The market regulator has proposed linking trading accounts with SIM cards and making biometric authentication mandatory to enhance security in online trading and protect investors from unauthorized transactions.
The Securities and Exchange Board of India (Sebi) acknowledged that with the rapid evolution of technology and the increasing use of web-based and mobile platforms for trading, incidents of hacking, identity theft, and fraud have become more frequent. The regulator flagged a rise in cases of unauthorized access to accounts, SIM card spoofing to divert one-time passwords (OTPs), and other security breaches.
The regulator set up a working group to address these issues and came out with a consultation paper seeking a multi-faceted framework to improve the security of trading accounts through advanced authentication measures.
Proposed security framework
One key proposal is to introduce a SIM-binding mechanism, similar to the one used in Unified Payments Interface (UPI) transactions, which will link a mobile number, device, and the unique client code (UCC) for secure access.

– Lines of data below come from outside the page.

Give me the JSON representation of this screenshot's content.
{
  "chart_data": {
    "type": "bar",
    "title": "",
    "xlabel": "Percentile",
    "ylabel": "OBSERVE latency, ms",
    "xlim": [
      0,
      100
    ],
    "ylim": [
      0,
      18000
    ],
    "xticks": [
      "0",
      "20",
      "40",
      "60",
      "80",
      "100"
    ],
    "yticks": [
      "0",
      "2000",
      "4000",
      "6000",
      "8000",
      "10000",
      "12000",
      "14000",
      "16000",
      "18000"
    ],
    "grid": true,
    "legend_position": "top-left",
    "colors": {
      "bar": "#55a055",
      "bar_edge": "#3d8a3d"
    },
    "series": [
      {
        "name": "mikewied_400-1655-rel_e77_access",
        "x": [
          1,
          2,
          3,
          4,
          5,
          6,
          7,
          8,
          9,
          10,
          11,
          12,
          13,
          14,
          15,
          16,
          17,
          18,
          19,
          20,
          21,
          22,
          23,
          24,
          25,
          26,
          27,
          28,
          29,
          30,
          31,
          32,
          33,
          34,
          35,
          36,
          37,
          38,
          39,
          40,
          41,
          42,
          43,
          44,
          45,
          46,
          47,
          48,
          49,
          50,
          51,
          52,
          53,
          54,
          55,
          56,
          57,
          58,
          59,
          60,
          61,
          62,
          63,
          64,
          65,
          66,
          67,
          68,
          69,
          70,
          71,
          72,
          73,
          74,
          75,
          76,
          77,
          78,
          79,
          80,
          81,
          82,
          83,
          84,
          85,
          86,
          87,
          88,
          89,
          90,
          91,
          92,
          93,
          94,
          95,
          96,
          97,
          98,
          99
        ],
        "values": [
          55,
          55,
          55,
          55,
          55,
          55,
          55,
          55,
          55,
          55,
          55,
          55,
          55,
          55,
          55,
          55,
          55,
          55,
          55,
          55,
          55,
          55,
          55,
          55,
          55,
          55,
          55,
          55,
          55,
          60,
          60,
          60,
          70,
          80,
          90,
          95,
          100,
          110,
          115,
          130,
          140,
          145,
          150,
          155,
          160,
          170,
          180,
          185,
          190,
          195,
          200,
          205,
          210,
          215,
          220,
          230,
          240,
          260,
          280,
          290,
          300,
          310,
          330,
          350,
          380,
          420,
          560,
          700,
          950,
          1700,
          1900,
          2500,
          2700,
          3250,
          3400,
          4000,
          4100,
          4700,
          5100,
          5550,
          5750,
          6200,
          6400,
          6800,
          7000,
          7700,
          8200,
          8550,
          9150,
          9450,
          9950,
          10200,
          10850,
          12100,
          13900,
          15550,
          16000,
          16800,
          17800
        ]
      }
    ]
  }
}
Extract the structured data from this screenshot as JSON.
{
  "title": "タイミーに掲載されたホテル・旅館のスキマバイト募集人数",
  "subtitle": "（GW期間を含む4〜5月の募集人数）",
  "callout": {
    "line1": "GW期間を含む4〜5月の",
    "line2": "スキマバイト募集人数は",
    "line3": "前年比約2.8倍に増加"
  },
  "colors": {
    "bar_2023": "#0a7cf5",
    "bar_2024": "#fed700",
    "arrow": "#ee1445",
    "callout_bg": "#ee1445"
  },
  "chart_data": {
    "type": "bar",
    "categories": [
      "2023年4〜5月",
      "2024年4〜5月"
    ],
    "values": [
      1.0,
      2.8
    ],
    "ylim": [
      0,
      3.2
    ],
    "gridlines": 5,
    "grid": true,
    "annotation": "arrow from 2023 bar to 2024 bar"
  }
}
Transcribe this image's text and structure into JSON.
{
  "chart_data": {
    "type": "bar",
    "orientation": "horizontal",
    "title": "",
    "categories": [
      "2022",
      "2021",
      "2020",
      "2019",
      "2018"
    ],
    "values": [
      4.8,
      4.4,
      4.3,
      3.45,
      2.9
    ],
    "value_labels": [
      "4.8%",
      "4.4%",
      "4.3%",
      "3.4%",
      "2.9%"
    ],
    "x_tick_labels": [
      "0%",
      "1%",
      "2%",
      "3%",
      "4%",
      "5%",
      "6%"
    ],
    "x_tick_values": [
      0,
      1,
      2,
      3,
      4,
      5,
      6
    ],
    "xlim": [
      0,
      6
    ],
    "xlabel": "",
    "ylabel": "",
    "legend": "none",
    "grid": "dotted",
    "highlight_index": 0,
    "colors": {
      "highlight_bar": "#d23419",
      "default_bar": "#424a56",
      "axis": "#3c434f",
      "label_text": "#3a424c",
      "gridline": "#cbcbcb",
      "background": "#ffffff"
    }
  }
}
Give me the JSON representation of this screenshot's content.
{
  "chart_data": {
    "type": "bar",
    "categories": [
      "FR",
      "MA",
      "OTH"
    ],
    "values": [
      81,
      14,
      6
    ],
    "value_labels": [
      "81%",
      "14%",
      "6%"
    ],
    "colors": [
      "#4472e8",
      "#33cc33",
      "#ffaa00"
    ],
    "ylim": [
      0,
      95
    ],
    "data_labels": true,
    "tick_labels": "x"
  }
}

A mobile device will be linked to the UCC of the investor. To log into the trading account, the system will require that the mobile device is registered and hard-bound with the SIM. This will act as the primary security layer for accessing accounts, according to Sebi.
The proposed framework mandates biometric authentication (including fingerprint or facial recognition) for logging into the trading application. This step will ensure that only authorized users can access the accounts.
Sebi also proposed that investors will be able to access their accounts from multiple devices, but the login will require proximity-based authentication, with an active session on only one device at a time. A QR code-based, time-sensitive authentication will be used for verifying access from other devices, like desktops or laptops.
Investors will have more control over their accounts, with options to temporarily lock their accounts, monitor active sessions, and control trade parameters like volume, price band, and more.
The framework will also allow family members to operate multiple UCCs under a single mobile device, with the necessary authorization in place.
The proposed security measures aim to provide a more secure and user-friendly experience for investors. By linking the trading account to a registered mobile device, investors can rest assured that only authorized users will be able to execute trades.
Phased implementation
The new security framework will be implemented in phases, beginning with the top 10 qualified stockbrokers (QSBs). Investors will have the option to opt into the secure authentication system on a voluntary basis at first. However, in the future, it will be made mandatory to access trading accounts.
The market regulator has invited public comments on the proposals by 11 March.